Earlier this year, President Donald Trump signed an executive order to protect Christian organizations like the Little Sisters of the Poor from being forced to pay for abortions.
The order indicates the Trump administration will “provide regulatory relief for religious objectors to Obamacare’s burdensome preventive services mandate, a position supported by the Supreme Court decision in Hobby Lobby.”
It limits a rule created under the Obama administration’s Affordable Care Act that required that employers, including non-church religious organizations, cover all forms of contraception, from birth control pills to drugs and devices that may cause abortions at no cost to the employees.
However, abortion activists are suing to stop the order from protecting religious non-profits like the Little Sisters of the Poor, Catholic nuns who dedicate their lives to caring for the elderly poor. The religious group opposes providing drugs like the week-after pill in their healthcare plans in violation of their faith.
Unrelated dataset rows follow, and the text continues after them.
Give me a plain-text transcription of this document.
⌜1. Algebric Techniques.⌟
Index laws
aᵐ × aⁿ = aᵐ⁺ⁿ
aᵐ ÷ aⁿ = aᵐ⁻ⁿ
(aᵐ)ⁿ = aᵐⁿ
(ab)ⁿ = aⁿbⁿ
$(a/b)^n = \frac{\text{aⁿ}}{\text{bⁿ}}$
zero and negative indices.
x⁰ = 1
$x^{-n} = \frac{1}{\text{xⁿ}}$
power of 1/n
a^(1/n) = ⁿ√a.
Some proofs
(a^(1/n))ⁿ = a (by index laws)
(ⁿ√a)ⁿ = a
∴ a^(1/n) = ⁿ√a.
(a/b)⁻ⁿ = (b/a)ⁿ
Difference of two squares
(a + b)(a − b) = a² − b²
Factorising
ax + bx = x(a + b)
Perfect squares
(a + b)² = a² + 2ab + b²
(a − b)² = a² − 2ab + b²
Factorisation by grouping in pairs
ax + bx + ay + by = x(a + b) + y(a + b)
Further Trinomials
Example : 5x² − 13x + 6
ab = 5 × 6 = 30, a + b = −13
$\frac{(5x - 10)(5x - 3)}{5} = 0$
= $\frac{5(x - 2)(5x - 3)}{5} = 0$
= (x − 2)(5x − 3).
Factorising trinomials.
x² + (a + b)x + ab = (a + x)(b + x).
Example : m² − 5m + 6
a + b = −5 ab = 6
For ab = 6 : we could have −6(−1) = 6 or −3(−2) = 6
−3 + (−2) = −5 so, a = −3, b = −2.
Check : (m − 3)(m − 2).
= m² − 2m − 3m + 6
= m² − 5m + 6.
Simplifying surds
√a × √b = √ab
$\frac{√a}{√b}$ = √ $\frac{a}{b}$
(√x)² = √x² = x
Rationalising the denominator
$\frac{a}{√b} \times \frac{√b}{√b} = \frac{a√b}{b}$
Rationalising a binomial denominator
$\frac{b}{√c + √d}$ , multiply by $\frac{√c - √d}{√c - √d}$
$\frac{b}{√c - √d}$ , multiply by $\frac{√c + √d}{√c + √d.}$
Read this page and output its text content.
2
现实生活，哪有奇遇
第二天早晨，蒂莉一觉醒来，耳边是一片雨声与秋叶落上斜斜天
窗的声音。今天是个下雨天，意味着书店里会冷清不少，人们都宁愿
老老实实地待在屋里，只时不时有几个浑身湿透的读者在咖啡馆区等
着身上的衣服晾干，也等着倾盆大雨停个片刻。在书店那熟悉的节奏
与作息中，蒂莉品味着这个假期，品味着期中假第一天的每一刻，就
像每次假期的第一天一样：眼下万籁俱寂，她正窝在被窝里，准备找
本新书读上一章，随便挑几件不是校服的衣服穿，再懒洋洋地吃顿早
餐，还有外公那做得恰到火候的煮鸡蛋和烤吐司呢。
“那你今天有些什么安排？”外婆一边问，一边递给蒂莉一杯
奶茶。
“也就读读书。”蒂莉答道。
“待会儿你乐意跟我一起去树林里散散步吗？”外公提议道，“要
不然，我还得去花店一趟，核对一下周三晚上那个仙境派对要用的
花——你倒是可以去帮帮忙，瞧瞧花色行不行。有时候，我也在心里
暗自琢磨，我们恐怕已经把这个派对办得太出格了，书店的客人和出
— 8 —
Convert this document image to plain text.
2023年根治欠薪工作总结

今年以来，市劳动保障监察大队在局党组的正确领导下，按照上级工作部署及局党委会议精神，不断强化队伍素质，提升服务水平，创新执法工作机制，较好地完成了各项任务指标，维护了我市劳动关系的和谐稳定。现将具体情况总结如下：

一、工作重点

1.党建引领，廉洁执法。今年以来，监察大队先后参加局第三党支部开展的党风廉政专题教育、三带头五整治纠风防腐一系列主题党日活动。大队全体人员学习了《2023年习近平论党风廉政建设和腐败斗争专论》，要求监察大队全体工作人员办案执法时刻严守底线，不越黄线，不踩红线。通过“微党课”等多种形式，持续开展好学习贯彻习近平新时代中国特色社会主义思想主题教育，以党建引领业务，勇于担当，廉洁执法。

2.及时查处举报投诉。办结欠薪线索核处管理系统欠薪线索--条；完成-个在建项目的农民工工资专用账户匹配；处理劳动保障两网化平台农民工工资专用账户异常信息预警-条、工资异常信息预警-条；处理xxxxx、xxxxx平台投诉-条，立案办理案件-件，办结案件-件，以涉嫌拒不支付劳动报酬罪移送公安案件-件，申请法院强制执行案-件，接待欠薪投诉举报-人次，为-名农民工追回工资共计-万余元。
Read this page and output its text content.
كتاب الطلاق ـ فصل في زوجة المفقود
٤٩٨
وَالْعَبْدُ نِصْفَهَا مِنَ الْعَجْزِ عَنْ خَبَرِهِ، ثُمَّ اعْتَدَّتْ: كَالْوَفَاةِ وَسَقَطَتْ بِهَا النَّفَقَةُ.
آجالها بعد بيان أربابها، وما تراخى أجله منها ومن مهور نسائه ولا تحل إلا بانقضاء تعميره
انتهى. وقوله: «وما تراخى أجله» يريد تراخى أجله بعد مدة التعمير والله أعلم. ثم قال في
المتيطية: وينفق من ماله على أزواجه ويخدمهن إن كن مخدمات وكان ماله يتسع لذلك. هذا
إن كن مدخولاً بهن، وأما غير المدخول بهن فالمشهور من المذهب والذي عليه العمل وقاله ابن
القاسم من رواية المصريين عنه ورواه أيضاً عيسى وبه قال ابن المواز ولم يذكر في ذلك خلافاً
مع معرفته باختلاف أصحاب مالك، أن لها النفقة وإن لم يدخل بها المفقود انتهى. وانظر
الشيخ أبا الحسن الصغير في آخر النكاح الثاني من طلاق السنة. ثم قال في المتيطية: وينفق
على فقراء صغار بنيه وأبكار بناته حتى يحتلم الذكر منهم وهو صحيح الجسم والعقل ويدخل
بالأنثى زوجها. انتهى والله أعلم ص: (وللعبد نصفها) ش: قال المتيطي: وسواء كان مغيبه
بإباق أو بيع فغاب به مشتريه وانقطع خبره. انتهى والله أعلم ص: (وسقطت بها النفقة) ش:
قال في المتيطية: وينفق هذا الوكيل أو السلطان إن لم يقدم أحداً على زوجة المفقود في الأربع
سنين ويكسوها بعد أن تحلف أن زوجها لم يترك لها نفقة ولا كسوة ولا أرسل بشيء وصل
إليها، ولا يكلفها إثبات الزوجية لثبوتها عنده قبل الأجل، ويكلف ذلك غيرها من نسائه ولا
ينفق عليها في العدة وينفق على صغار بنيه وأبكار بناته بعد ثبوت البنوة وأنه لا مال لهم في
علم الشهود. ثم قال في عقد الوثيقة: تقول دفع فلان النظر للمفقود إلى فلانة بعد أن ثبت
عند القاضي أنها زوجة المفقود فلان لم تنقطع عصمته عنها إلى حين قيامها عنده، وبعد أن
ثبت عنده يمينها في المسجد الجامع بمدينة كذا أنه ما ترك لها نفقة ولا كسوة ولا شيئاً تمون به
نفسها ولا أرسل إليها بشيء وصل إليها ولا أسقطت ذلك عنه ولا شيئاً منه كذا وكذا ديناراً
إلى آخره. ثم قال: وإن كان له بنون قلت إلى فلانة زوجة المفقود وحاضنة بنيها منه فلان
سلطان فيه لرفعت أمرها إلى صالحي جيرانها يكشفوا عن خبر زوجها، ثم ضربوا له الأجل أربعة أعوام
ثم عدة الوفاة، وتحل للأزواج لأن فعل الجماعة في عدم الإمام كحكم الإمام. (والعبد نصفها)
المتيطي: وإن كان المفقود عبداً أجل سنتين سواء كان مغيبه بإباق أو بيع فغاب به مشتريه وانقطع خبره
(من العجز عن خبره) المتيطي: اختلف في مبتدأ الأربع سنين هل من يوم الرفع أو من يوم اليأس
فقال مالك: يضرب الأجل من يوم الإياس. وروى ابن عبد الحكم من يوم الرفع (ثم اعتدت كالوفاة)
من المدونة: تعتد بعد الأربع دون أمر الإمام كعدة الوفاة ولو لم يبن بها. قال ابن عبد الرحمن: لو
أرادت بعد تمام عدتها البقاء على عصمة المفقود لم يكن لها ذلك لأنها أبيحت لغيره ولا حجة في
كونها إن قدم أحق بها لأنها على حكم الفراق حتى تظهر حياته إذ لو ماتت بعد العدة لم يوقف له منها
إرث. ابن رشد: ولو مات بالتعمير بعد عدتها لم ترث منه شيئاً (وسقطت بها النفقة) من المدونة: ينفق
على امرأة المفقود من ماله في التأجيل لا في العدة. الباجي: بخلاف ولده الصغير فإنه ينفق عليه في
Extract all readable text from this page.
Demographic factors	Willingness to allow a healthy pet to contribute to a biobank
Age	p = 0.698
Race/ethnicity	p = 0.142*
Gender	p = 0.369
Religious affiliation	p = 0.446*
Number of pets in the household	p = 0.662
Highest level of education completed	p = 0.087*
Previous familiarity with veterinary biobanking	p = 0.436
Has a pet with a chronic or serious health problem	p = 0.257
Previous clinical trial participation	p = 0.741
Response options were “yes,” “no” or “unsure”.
If it stands, the new rule should mean that their lawsuit against the federal government will soon end.
The controversial mandate has twice made it to the U.S. Supreme Court where the nation’s highest court sided with both Hobby Lobby and Little Sisters of the Poor and their attempts to not be forced to pay for abortion causing drugs in violation of their consciences.
The court ruled that Hobby Lobby and other similar businesses were protected by the Religious Freedom Restoration Act of 1993, which states that an individual’s religious expression shouldn’t be “substantially burdened” by a law unless there is a “compelling government interest.”
In the Hobby Lobby ruling, Justice Samuel Alito wrote that the Affordable Care Act’s contraception rule “would put these merchants to a difficult choice: either give up the right to seek judicial protection of their religious liberty or forgo the benefits, available to their competitors, of operating as corporations.”